O primeiro documentário que fez foi aquando da visita da Rainha de Inglaterra, Isabel II, a Lisboa, em 1957. «Filmou a passagem da caravana da monarca pela Avenida de Roma», diz.

«A ideia é obter doações ou empréstimos para podermos digitalizar e divulgar filmografia de caráter etnográfico e documental, de autores amadores ou semiprofissionais que documentaram o Algarve nas suas diversas facetas sociais e culturais. Há modelos jurídico-legais para podermos fazer isso», acrescenta Raimundo. Aliás, um trabalho que já está a ser feito, através de uma recente «Mostra de Cinema Documental e de Ensaio», mostras de cinema itinerantes, em Faro e Loulé.

«A longo prazo, e estamos a falar em 10 anos, queremos ter aqui um centro de cinema documental e etnográfico, entre as décadas de 1950 até à contemporaneidade», explica.
«A partir dos anos 1940 houve muita gente a filmar aqui no Algarve. Mais tarde queremos até trabalhar a um outro nível», ambiciona.

E para a Galeria do Alto? Responde Adão, artista, formado em Belas-Artes, ex-professor e fundador da Galeria Margem, em Faro. «Tenho uma grande coleção de pintura, escultura e desenho. Foi sempre uma preocupação não dispersar a obra nem deixar desaparecer ingloriamente. Uma das primeiras coisas que fizemos foi entrar em contacto com o Museu Municipal de Faro e fizemos um inventário do acervo. As obras podem ser expostas conforme a programação» no futuro. Há ainda a ideia de pertencer a uma rede regional de intercâmbio. Para já, ainda não está definido quem irá abrir e fechar portas de tudo isto. «Prevemos que no futuro próximo teremos que empregar uma pessoa», diz Adolfo, embora as galerias em mundo rural funcionem sobretudo ao fim de semana.

Regras de conduta.

No campo da literatura, a ideia é que os Gorjões sejam um polo da Biblioteca Municipal de Faro, o que permitiria «tratarmos dos livros do ponto de vista técnico e científico, inventariar, catalogar», além de um trânsito de acesso público de obras, sugere Raimundo.
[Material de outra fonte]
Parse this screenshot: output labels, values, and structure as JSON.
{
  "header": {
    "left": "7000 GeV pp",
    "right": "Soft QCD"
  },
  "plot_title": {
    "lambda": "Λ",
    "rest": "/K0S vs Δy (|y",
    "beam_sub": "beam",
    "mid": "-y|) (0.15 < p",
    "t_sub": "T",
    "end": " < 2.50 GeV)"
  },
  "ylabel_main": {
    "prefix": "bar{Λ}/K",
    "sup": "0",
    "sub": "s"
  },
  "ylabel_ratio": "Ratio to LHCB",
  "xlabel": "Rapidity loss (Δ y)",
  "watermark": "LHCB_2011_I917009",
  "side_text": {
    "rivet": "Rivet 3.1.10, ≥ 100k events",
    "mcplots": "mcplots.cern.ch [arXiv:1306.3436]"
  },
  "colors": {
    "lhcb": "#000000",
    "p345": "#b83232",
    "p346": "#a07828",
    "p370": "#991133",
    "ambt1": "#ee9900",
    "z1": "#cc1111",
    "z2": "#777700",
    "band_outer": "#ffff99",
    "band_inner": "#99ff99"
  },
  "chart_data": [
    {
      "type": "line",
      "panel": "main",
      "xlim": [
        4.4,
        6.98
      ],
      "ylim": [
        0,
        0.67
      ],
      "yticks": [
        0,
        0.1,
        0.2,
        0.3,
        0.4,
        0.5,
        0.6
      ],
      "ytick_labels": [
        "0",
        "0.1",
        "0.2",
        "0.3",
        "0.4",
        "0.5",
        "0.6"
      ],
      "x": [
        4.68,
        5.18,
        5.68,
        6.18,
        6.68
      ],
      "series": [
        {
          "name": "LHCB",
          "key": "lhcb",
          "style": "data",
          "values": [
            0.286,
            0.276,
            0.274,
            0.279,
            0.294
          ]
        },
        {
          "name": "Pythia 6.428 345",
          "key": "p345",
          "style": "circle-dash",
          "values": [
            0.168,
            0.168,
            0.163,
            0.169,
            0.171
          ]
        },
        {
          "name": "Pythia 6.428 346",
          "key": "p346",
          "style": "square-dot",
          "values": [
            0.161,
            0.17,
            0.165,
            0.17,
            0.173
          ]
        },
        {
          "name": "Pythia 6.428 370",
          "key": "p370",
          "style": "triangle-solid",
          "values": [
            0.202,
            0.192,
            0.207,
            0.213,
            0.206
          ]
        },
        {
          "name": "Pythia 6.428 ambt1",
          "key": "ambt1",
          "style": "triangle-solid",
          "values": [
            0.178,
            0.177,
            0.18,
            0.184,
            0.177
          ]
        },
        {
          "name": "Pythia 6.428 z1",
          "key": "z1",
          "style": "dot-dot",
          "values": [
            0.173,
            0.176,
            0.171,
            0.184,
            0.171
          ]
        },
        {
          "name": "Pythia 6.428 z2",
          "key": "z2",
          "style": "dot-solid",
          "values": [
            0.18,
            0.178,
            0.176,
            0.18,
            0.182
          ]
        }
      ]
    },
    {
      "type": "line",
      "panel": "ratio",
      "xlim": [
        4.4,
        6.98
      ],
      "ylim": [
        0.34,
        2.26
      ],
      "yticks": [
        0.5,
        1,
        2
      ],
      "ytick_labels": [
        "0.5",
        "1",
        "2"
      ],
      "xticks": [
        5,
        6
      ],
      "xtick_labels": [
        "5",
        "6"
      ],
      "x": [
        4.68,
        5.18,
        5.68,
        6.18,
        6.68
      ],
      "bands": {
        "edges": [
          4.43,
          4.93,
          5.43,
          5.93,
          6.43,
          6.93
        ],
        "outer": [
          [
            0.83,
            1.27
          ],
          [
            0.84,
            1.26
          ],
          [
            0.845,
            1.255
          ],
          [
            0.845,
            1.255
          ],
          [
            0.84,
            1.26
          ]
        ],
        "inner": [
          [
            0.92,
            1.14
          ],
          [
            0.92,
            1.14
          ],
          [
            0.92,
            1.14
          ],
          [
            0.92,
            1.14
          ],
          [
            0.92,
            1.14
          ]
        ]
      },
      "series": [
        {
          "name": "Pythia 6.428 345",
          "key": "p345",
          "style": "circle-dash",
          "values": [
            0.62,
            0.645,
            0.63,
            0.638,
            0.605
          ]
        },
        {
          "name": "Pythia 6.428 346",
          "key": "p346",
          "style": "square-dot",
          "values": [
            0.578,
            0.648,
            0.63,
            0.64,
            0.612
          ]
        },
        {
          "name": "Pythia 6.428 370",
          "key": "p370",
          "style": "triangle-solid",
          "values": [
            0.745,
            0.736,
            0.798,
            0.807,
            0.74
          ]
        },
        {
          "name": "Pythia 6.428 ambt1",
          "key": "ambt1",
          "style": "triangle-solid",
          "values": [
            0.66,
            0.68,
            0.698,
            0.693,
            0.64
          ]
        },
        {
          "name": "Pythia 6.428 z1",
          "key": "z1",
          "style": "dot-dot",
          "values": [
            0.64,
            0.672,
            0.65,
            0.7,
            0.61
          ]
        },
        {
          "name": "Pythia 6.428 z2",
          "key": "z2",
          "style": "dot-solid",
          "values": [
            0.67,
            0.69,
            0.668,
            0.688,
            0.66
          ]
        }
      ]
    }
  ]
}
E também se aceitam doações. Foi o que fez Natércia Madeira, que deu o espólio em memória do pai Manuel Madeira. «Foi um resistente antifascista, pertenceu ao Movimento de Unidade Democrática (MUD) e foi muito amigo do poeta António Ramos Rosa», descreve Adão.

E a agenda para 2023? «Temos um plano de atividades. Vai ser um ano de reforço. A associação está registada como editora de livros para 10 ISBN». A direção já tem alguns contratos-programa assinados e o objetivo é encetar candidaturas para financiar os vários projetos previstos.

Ao longo de novembro, está em marcha o projeto «A construção do lugar do Alto», em parceria com o Colectivo Janela Aberta Teatro (JAT), com foco nas memórias sociais e culturais dos naturais ou residentes do Sítio dos Gorjões. O objetivo é criar um trabalho cénico para apresentar até final do ano.

Na apresentação de sábado, dia 19, será distribuído o livro «A Pequena Grande Utopia» de Adolfo Pinto Contreiras, sobre a vida do pai e haverá um cocktail com música jazz do contrabaixista Zé Eduardo, que é residente permanente nos Gorjões.